療育手帳「全国統一化」へ一歩、新尺度「ABIT-CV」をモデル自治体で施行へ

 この日の部会では、もうひとつの議題として、知的障害児者に交付される障害者手帳(療育手帳)について、「全国統一的な運用」へと見直すための検討が行われた。

 現行制度において3障害の障害者手帳は、「身体障害者手帳」については身体障害者福祉法第15条に、また「精神障害者保健福祉手帳」については精神保健福祉法第45条に、それぞれ位置づけられているが、「療育手帳」については法律上の位置づけがない。厚生事務次官通知「療育手帳制度について」(昭和48年9月27日厚生省発児第156号)を根拠として、各都道府県で実施要項を定めて運用しているというのが実態となっており、そのため、検査方法等の判定方法が都道府県ごとに異なり、IQの上限値や発達障害の取扱いについてもバラつきがある。

 障害の程度にかかる区分は、半数以上で「4区分」で運用されているが、最小のところで「2区分」、最多のところで「7区分」となっている。結果、障害者本人の転居にともなって、それまで受けられていたサービスが受けられなくなるような事態も生じている。
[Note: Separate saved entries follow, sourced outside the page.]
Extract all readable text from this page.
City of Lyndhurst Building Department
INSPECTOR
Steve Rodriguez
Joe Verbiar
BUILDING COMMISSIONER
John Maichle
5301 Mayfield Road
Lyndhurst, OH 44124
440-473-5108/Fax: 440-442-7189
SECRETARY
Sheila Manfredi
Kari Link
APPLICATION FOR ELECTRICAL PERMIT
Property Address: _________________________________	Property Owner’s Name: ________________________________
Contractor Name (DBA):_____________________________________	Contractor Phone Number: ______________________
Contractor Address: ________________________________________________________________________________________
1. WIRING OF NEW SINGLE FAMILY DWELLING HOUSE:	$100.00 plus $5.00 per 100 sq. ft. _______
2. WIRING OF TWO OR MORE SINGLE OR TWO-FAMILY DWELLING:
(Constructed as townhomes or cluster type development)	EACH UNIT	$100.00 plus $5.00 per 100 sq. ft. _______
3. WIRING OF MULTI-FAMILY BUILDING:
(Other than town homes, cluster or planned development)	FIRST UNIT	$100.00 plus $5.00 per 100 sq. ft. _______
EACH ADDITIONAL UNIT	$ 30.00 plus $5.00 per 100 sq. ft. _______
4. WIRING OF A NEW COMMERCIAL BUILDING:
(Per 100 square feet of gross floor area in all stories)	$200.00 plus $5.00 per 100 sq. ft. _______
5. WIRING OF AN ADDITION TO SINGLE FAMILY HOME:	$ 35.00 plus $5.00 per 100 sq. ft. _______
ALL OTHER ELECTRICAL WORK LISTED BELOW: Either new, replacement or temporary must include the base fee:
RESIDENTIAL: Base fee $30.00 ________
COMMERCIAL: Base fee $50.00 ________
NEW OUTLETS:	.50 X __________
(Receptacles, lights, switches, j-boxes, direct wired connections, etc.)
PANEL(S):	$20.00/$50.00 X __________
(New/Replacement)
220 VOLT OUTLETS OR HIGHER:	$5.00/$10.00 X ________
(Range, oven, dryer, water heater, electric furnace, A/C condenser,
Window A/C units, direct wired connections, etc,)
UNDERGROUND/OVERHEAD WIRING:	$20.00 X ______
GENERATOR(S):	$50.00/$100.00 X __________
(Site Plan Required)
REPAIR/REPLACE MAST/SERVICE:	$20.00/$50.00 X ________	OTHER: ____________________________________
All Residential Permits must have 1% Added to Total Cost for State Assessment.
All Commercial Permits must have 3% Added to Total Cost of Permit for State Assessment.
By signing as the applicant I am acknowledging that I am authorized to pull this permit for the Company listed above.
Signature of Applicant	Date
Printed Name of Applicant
 こうした状況を改めるべく、2022年6月の障害者部会最終報告で「運用の全国統一化」の方向が打ち出され、それを受けて厚生労働省研究班において「判定方法や認定基準の在り方」の調査研究に着手。このほど、その成果が出揃ったとのことで、事務局が概要を報告した。それによると、WHOの国際疾病分類(ICD第11版)に準拠して@知的機能、A適応行動の2軸の評価を盛り込みつつ、判定業務を担う自治体の負荷を抑えた、「ABIT-CV」という尺度の開発に成功。さらに令和7〜9年度の調査研究でモデル自治体での試行を通じて、「ABIT-CV」の検証を実地で進めていく予定であるという。

「今後の療育手帳制度の在り方」を議論する検討会を新設

 さらに厚生労働省事務局は、別途検討会を設けて、「今後の療育手帳制度の在り方」について詰めていくことを提起。運用の全国統一を図る過程で、比較的軽度な知的障害児者の利用できる支援・サービスや、税控除、特別児童扶養手当、障害者雇用率算定、公共交通機関の割引などに影響が生じる可能性があることから、幅広く関係者の意見を聴きながら制度設計の在り方を検討したい旨を説明した。

 委員からは、「運用の全国統一化」に向けたプロセスに関しては異口同音に賛意が述べられたが、その一方で、「軽度の方がそれまで使えていたサービスや助成制度を使えなくなるような不利益が生じないことを、前提としていただきたい」「IQが高いながら社会適応に困難を抱える発達障害の方などに関して、どの程度適切な評価が可能なのか。統一化による懸念点や、非該当となる対象像、人数、サービス利用の状況などを明確にしたうえで、十分なご検討をいただきたい」などの意見が出された。